One chance in a hundred was not said casually. A thing that fascinated Eisenstein in Hollywood was the mania for gambling among industry leaders, ready to bet on anything and everything: “On pictures. On stars. On contracts. On scenarios. On races. On the supposed number of knots the liner will do in a day. And even more on elections—state and national (this gives every election campaign an added thrill.)” Add this: in just a few months’ time (March 1931) Governor Fred Balzer of the state of Nevada would announce the legalization of gaming in his state.
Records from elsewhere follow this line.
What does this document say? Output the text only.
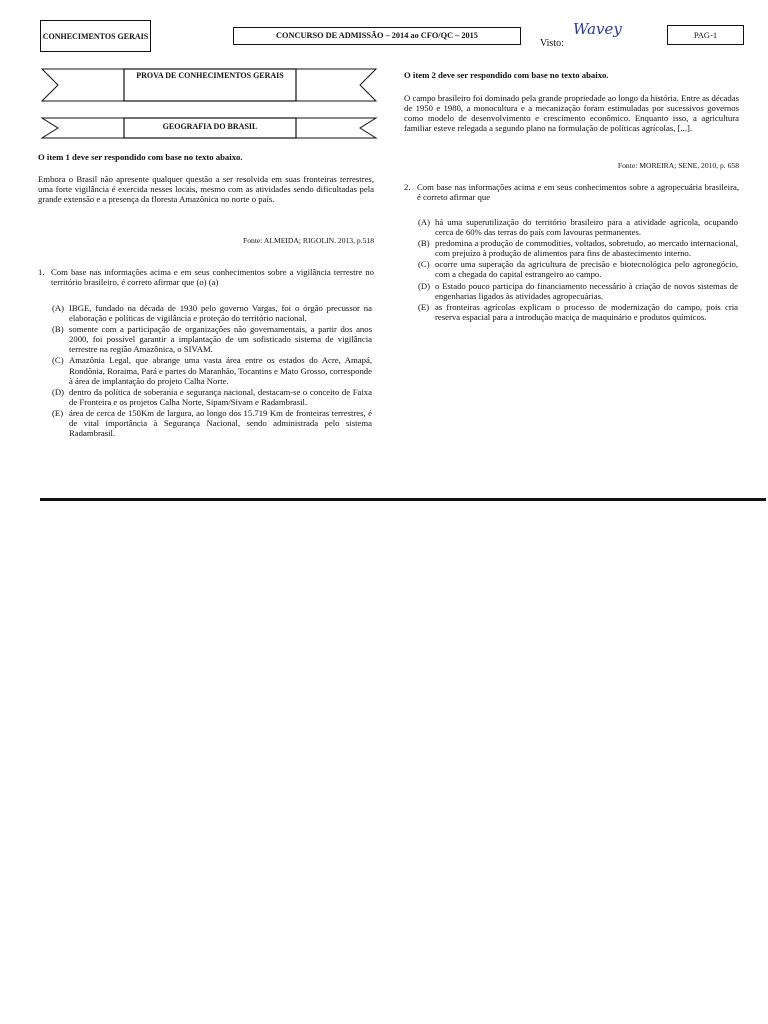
CONHECIMENTOS GERAIS	CONCURSO DE ADMISSÃO – 2014 ao CFO/QC – 2015
Visto:
Wavey	PAG-1
PROVA DE CONHECIMENTOS GERAIS
GEOGRAFIA DO BRASIL
O item 1 deve ser respondido com base no texto abaixo.
Embora o Brasil não apresente qualquer questão a ser resolvida em suas fronteiras terrestres, uma forte vigilância é exercida nesses locais, mesmo com as atividades sendo dificultadas pela grande extensão e a presença da floresta Amazônica no norte o país.
Fonte: ALMEIDA; RIGOLIN. 2013, p.518
1. Com base nas informações acima e em seus conhecimentos sobre a vigilância terrestre no território brasileiro, é correto afirmar que (o) (a)
(A) IBGE, fundado na década de 1930 pelo governo Vargas, foi o órgão precussor na elaboração e políticas de vigilância e proteção do território nacional.
(B) somente com a participação de organizações não governamentais, a partir dos anos 2000, foi possível garantir a implantação de um sofisticado sistema de vigilância terrestre na região Amazônica, o SIVAM.
(C) Amazônia Legal, que abrange uma vasta área entre os estados do Acre, Amapá, Rondônia, Roraima, Pará e partes do Maranhão, Tocantins e Mato Grosso, corresponde à área de implantação do projeto Calha Norte.
(D) dentro da política de soberania e segurança nacional, destacam-se o conceito de Faixa de Fronteira e os projetos Calha Norte, Sipam/Sivam e Radambrasil.
(E) área de cerca de 150Km de largura, ao longo dos 15.719 Km de fronteiras terrestres, é de vital importância à Segurança Nacional, sendo administrada pelo sistema Radambrasil.
O item 2 deve ser respondido com base no texto abaixo.
O campo brasileiro foi dominado pela grande propriedade ao longo da história. Entre as décadas de 1950 e 1980, a monocultura e a mecanização foram estimuladas por sucessivos governos como modelo de desenvolvimento e crescimento econômico. Enquanto isso, a agricultura familiar esteve relegada a segundo plano na formulação de políticas agrícolas, [...].
Fonte: MOREIRA; SENE, 2010, p. 658
2. Com base nas informações acima e em seus conhecimentos sobre a agropecuária brasileira, é correto afirmar que
(A) há uma superutilização do território brasileiro para a atividade agrícola, ocupando cerca de 60% das terras do país com lavouras permanentes.
(B) predomina a produção de commodities, voltados, sobretudo, ao mercado internacional, com prejuízo à produção de alimentos para fins de abastecimento interno.
(C) ocorre uma superação da agricultura de precisão e biotecnológica pelo agronegócio, com a chegada do capital estrangeiro ao campo.
(D) o Estado pouco participa do financiamento necessário à criação de novos sistemas de engenharias ligados às atividades agropecuárias.
(E) as fronteiras agrícolas explicam o processo de modernização do campo, pois cria reserva espacial para a introdução maciça de maquinário e produtos químicos.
It is a cunning dilution of politics or social study to suggest that whatever happens is just the luck of the draw, and something to be gambled on. Imagine Eisenstein doing a history of Bugsy Siegel!
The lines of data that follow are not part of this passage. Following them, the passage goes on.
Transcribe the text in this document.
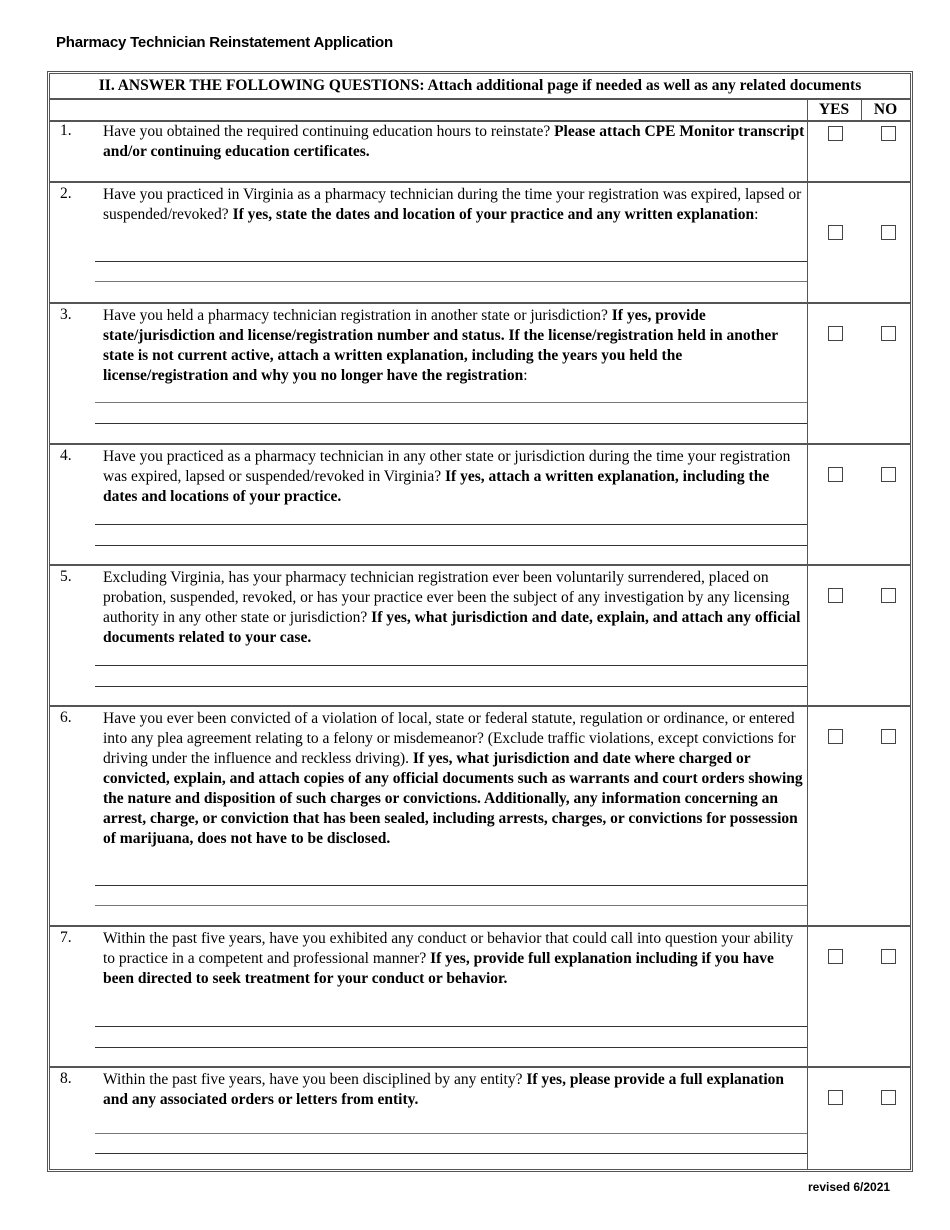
Pharmacy Technician Reinstatement Application
II. ANSWER THE FOLLOWING QUESTIONS: Attach additional page if needed as well as any related documents
YES	NO
1. Have you obtained the required continuing education hours to reinstate? Please attach CPE Monitor transcript and/or continuing education certificates.
2. Have you practiced in Virginia as a pharmacy technician during the time your registration was expired, lapsed or suspended/revoked? If yes, state the dates and location of your practice and any written explanation:
3. Have you held a pharmacy technician registration in another state or jurisdiction? If yes, provide state/jurisdiction and license/registration number and status. If the license/registration held in another state is not current active, attach a written explanation, including the years you held the license/registration and why you no longer have the registration:
4. Have you practiced as a pharmacy technician in any other state or jurisdiction during the time your registration was expired, lapsed or suspended/revoked in Virginia? If yes, attach a written explanation, including the dates and locations of your practice.
5. Excluding Virginia, has your pharmacy technician registration ever been voluntarily surrendered, placed on probation, suspended, revoked, or has your practice ever been the subject of any investigation by any licensing authority in any other state or jurisdiction? If yes, what jurisdiction and date, explain, and attach any official documents related to your case.
6. Have you ever been convicted of a violation of local, state or federal statute, regulation or ordinance, or entered into any plea agreement relating to a felony or misdemeanor? (Exclude traffic violations, except convictions for driving under the influence and reckless driving). If yes, what jurisdiction and date where charged or convicted, explain, and attach copies of any official documents such as warrants and court orders showing the nature and disposition of such charges or convictions. Additionally, any information concerning an arrest, charge, or conviction that has been sealed, including arrests, charges, or convictions for possession of marijuana, does not have to be disclosed.
7. Within the past five years, have you exhibited any conduct or behavior that could call into question your ability to practice in a competent and professional manner? If yes, provide full explanation including if you have been directed to seek treatment for your conduct or behavior.
8. Within the past five years, have you been disciplined by any entity? If yes, please provide a full explanation and any associated orders or letters from entity.
revised 6/2021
So Eisenstein was rejected by Hollywood, the place where Lubitsch had triumphed, where Murnau had made at least one remarkable picture, and where von Stroheim had become a grave-faced joke. Sergei was philosophical: he had had a good time. He sat and talked with B. P. Schulberg’s son, Budd, sixteen at the time, a Hollywood prince, headed for Dartmouth College and a trip to the Soviet Union that would turn him into a young Communist, and one day the author of the scathing satirical novel What Makes Sammy Run? (1941), and of the screenplay for On the Waterfront (1954).
Budd reminded Sergei of B.P.’s desire to make War and Peace, but Eisenstein said tactfully that he was weary of Russian subjects. He preferred to do an American picture. He also made it clear to Budd that he was once a painter who had shifted his career to working with light. The kid wa
s impressed, but he had enough of the business in him to conclude, “In retrospect, Eisenstein was one of those whose genius cannot accommodate any social system—as ill-fated for Zukor-Lasky capitalism as for Stalin’s communism.”
The adventure was only just started. Eisenstein was five months in Hollywood before the firing, and then he turned to the novelist Upton Sinclair with a project inspired by talks with Diego Rivera. The painter had suggested a picture about Mexico. He had itemized the sights and phenomena of that country, and Eisenstein was excited because he didn’t want to go back to the Soviet Union. Rivera guessed that the Mexican film could be done for as little as $25,000. So Eisenstein went to Chaplin, for whom that sum was minor. But Charlie reckoned it was more of a Sinclair venture, for the novelist and Eisenstein had been in contact. An admirer of Potemkin, Sinclair had written to Eisenstein years earlier, and the Russian had talked about filming Sinclair’s 1917 novel King Coal.
There were meetings, and Sinclair helped get extensions on the Russian visas. A contract was made, with Sinclair’s wife, Craig, acting for her husband. She would advance $25,000 for a four-month shoot in Mexico. The Sinclairs would control U.S. distribution, but the film would be free for use in the Soviet Union. Sergei was set to get 10 percent of any profits after the investment had been recovered. The movie-to-be was described in the contract: “a picture according to his own ideas of what a Mexican picture should be, and in full faith in Eisenstein’s artistic integrity, and in consideration of his promise that the picture will be non-political, and worthy of his reputation and genius.”